Parneta joked that there were members of his staff that could hardly turn on a computer prior to all of this but are now experts with Zoom and Microsoft Teams.
As different as the day was for teams, Parneta welcomed the different way of doing the draft and can see it being a permanent way of business some time in the future.
He also feels it doesn’t hinder the regular trade talks throughout the draft either.
“I honestly think it was a great format and I can see this for future bantam drafts,” he said. “I think a lot of that trade talk and interaction could happen leading up to the draft at different events like U-16 events in any province to start the talk. So I would be an advocate to do it the same way again, but maybe have a few people come into Vancouver and have a war room set up and do it from there.”

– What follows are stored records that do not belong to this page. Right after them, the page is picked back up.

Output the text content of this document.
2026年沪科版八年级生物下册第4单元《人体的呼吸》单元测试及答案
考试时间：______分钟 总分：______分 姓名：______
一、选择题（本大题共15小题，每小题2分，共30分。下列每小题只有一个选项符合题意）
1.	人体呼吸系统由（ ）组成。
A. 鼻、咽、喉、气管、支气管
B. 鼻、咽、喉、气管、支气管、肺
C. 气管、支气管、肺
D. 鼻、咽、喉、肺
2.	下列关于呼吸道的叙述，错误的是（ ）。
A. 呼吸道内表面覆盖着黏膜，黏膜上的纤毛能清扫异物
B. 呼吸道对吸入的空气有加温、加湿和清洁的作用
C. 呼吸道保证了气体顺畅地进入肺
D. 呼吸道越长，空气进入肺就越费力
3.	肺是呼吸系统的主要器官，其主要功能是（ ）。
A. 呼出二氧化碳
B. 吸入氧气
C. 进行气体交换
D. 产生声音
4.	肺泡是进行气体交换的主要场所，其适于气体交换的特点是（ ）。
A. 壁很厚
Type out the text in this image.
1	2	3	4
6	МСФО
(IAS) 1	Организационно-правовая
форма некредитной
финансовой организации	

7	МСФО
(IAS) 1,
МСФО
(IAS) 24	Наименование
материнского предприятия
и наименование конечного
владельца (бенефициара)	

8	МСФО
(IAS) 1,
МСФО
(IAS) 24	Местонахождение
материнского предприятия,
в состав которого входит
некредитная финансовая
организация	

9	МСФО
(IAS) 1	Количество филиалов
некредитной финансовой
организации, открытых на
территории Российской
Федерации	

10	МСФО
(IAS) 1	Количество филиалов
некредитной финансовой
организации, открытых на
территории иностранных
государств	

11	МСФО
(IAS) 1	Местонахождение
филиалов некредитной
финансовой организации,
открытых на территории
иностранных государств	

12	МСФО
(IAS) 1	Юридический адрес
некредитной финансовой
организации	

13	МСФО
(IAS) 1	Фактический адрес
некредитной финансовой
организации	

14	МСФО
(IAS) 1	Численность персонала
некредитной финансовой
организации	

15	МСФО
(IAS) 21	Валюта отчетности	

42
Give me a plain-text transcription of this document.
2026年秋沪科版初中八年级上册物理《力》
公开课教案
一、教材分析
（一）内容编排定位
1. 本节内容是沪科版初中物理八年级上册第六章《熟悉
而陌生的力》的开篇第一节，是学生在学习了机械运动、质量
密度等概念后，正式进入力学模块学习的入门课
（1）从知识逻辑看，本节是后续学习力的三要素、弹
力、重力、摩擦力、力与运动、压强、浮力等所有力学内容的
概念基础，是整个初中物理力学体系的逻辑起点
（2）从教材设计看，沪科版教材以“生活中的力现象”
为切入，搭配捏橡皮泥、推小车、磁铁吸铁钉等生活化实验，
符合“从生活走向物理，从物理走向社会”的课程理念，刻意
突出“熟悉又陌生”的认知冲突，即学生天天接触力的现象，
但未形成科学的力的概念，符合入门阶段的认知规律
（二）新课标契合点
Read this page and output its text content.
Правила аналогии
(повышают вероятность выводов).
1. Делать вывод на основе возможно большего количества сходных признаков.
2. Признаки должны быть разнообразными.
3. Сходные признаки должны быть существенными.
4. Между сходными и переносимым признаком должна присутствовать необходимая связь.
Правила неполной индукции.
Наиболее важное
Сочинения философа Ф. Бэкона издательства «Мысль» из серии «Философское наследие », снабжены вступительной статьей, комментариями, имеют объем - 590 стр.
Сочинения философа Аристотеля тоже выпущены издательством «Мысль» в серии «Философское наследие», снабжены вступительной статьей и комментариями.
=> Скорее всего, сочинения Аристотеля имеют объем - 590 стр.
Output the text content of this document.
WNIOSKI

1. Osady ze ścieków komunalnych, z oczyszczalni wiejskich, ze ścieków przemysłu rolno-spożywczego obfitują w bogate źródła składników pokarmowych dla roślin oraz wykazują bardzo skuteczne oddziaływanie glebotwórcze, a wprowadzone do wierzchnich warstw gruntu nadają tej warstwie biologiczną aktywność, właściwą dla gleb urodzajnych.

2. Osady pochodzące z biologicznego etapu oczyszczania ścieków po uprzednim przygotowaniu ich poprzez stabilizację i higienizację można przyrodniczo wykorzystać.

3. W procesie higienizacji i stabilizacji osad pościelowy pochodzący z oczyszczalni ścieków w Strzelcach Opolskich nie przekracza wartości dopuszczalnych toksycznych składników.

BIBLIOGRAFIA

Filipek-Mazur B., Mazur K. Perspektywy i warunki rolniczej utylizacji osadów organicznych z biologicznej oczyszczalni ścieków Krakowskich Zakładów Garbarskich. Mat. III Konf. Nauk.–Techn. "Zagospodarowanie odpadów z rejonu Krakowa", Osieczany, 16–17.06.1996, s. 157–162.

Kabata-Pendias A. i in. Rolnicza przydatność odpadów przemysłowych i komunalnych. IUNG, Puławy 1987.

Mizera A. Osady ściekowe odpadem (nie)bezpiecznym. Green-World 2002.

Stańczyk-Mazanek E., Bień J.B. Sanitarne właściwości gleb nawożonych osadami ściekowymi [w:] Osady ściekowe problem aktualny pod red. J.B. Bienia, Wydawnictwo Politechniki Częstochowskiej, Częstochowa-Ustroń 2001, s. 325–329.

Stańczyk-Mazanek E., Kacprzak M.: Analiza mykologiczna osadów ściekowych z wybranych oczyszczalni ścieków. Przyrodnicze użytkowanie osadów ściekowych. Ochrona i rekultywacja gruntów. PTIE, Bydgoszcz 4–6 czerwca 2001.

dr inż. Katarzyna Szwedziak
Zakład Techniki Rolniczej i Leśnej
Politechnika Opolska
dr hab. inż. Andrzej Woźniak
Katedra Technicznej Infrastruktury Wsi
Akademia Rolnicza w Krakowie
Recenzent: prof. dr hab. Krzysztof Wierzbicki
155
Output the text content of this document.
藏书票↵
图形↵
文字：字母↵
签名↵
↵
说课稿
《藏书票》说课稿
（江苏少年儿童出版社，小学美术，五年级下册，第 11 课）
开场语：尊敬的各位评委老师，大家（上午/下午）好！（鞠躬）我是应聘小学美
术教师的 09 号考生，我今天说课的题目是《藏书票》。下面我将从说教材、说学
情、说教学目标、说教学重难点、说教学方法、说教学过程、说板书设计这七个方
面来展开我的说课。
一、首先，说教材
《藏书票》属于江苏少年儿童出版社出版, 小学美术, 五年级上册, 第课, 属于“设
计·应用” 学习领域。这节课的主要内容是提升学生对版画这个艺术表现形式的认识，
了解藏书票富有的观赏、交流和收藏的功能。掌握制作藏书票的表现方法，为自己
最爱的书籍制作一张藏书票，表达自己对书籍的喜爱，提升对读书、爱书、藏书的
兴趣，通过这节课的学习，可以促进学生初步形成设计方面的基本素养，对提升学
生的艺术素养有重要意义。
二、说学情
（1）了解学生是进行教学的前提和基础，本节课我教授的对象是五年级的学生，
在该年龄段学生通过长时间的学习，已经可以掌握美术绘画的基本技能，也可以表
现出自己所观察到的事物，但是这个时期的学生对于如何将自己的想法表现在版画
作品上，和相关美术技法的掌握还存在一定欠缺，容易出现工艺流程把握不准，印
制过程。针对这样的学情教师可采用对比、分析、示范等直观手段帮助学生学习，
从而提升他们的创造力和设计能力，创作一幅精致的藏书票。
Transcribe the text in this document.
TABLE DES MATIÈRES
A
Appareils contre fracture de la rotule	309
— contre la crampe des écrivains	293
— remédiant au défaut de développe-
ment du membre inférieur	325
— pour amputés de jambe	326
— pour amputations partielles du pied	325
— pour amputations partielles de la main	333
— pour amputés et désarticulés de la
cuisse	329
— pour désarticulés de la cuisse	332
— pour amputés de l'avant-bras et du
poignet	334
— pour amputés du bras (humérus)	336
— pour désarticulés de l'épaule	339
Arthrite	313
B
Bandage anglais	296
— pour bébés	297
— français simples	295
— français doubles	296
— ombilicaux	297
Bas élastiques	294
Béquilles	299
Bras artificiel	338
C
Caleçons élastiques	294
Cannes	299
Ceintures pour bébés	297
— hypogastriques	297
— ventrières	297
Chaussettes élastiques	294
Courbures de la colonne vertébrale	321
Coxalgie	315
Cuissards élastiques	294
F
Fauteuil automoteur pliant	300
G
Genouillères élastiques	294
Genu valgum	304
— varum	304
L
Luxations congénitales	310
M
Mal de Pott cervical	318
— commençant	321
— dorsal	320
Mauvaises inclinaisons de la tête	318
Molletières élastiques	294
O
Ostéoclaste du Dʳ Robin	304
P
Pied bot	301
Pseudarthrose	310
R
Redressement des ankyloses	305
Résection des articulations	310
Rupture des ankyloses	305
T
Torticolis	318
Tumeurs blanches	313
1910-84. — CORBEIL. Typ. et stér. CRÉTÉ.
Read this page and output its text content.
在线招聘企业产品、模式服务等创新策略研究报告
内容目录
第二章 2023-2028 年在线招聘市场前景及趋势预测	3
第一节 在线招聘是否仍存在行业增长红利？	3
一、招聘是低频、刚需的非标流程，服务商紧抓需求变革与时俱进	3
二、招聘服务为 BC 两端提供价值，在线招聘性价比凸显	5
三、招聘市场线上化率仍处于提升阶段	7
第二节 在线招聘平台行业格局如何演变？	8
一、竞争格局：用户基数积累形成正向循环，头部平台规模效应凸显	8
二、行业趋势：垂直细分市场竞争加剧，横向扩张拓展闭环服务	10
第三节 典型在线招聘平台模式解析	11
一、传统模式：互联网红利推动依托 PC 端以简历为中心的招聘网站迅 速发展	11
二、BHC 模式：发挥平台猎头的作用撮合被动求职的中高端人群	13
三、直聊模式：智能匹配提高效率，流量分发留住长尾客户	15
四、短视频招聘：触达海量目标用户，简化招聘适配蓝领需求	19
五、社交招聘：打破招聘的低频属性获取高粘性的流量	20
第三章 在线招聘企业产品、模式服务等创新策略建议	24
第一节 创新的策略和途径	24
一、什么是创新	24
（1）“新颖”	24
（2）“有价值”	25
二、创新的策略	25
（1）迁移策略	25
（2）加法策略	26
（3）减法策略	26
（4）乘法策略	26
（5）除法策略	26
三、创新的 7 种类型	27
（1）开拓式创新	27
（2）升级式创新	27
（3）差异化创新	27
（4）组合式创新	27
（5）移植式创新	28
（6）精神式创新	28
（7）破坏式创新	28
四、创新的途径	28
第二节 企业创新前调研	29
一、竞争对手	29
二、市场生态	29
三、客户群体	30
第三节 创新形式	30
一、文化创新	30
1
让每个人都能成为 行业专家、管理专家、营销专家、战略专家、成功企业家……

He isn’t wrong either. It would also cut travel expenses down and make it more convenient for each team to operate its draft.
To account for any potential issues, the WHL did extend the window of time for each pick to be made since this was a first time experience for a lot of team executives with the exception of the recently completed inaugural U.S. Prospects Draft that was only two rounds long.
“There’s no reason why remotely you still can’t do a lot with there being social media and video feeds. There’s enough to do that you don’t all need to be in the same place.”